Goya’s in need of transport now that her horse got killed. So it’s off to the Hermit Festival, where ‘the hobos and loners’ of the Cursed Earth come together to trade parts and vehicles.
Last month we heard a little of what the fungus does, showing up on the outside whilst it eats its way into your brain and does strange things. This month, well let’s just say that we get to see something of the strange things.
It’s excellent stuff, Eglington nailing the Western tone, the revenge thriller building deliciously slowly, and Boo Cook, well he’s doing the work of his career here.
DIAMOND DOGS: BOOK THREE – PART 4 – James Peaty, Warren Pleece, letters by Simon Bowland
You knew Nia was going to be in all sorts of trouble from the moment it all started, didn’t you? Adding Armitage as her new handler and him getting her to infiltrate the Silver Apples crime syndicate was always going to be dangerous, but now she’s in real trouble, thanks to the double-cross we all saw coming as soon as we met Armitage’s creepy colleague.
And now it’s all coming down on Nia, just like it was always going to do. Sure, Armitage might be in her corner but is she about to find out that, to a Judge, even a Detective-Judge like Armitage, she’s more than expendable.
Yep, it’s all working damn well, there’s a real sense of the procedural that’s unfolding with tension and style, and of course, thanks to Warren Pleece, it looks so bloody good.

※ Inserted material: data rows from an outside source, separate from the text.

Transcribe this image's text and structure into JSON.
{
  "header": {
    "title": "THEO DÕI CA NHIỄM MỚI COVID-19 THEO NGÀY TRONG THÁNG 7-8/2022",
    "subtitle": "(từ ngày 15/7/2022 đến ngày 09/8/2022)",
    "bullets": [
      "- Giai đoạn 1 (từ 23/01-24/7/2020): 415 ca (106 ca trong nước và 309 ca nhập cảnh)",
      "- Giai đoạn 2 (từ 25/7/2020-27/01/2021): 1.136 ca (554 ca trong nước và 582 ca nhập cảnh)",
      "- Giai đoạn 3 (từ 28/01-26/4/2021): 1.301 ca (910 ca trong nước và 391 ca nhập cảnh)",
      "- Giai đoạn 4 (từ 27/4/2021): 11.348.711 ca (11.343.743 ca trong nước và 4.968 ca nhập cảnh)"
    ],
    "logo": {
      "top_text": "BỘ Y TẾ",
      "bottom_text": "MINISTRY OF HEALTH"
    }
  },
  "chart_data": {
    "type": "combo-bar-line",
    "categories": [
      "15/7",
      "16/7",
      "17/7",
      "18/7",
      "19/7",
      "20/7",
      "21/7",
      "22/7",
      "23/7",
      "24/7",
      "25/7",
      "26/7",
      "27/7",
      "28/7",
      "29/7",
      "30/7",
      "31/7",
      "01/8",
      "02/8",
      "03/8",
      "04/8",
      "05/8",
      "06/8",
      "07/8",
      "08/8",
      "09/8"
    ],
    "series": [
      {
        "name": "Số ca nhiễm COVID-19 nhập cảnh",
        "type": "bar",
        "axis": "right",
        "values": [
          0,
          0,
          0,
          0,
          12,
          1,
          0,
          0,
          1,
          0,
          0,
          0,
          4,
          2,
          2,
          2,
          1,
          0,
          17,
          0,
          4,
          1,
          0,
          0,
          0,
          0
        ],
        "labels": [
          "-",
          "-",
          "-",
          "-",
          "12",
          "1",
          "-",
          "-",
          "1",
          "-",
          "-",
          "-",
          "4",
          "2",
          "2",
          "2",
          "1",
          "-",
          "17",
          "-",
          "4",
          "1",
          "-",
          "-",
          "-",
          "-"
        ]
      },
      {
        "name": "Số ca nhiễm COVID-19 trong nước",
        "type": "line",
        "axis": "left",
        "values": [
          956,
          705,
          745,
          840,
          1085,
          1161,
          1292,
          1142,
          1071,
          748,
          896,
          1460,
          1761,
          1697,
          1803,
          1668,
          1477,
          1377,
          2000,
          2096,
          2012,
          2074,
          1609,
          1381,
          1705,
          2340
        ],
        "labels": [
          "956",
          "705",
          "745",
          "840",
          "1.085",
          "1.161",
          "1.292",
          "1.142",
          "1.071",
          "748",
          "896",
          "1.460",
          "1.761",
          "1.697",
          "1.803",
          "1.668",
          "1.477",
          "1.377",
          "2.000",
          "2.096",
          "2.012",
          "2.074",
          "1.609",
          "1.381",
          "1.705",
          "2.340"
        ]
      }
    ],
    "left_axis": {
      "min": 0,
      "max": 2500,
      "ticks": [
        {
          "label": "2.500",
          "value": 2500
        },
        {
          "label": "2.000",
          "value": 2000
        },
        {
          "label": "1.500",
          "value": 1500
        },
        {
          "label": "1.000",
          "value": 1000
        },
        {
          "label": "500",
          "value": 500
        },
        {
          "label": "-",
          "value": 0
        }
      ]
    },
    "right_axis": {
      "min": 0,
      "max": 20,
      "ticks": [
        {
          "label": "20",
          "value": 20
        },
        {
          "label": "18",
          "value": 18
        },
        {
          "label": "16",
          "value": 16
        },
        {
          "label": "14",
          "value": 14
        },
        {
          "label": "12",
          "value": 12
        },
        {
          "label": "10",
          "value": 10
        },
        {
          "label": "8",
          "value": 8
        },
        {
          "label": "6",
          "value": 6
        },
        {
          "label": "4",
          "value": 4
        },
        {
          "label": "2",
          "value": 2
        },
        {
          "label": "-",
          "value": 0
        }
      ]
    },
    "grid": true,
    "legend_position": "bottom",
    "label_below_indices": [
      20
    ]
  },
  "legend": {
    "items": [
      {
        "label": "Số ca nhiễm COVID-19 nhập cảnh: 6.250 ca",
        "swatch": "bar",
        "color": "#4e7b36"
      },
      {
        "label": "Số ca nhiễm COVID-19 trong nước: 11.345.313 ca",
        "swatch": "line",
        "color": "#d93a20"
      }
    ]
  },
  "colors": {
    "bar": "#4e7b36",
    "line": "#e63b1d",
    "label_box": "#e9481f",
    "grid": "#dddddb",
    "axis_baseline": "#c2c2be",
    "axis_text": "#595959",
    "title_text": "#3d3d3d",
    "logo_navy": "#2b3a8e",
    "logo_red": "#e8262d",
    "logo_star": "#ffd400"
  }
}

LAWLESS: BALLOTS OVER BADROCK – PART 4 – Dan Abnett, Phil Winslade, letters by Jim Campbell
It’s candidate debate day in Badrock, with the number of candidates down by one thanks to last episode’s rather bloody trouble over at Brotherly’s lab.
That means that there’s something big and nasty roaming town. But, Badrock being Badrock and politics being politics, that’s not the worst thing going on today. There’s Marshall Nerys tracking down the mysterious and dangerous Smith, leading to a disturbing confrontation with Rondo, and then there’s the big mystery unfolding as to who’s pulling strings here in Badrock politically.
Curiouser and curiouser, as the old saying goes. Abnett writing so well, spinning all the plates, keeping us all guessing where this one’s going, and Winslade doing the thing he does, month after month, presumably driving himself mad with the insane level of detail that goes into every panel and every page that makes Lawless just a visual feast.
SURFER: PART ONE – PART 4 – John Wagner, Colin MacNeil, colours by Chris Blythe, letters by Annie Parkhouse
Zane Perks is playing the stunt stand-in for the lead in the Chopper movie, and it’s showtime. The surfers are in place, ready to launch, safe in the knowledge that the Judges lining the route are actors.
Except… well, what do you know, seems the director wasn’t exactly telling the whole truth with things on that count. And he’s on his way to Antarctic City.
So, it’s Skysurf for real now – and it’s a thriller, Wagner writing Wagner and MacNeil just giving us page after page of beautiful, atmospheric sky-surfing artwork.
HAWK THE SLAYER #3 – Garth Ennis, Henry Flint, letters by Rob Steen.
If you’re a fan of the film, you’re going to be loving this sequel. If you’ve never seen the film, you’re still going to love it. After all, it’s Garth Ennis living a dream of his and thoroughly enjoying it all and it’s Henry Flint giving us some absolutely stunning artwork – I mean, just look at the work in the first few pages, the lighting effects, the gory horrors, the action – brilliant stuff.
As for what’s going on – well, it’s just pure sword and sorcery silliness in its best fashion frankly. Murder, magic, a few gags here and there, that sort of thing – damn fine fun.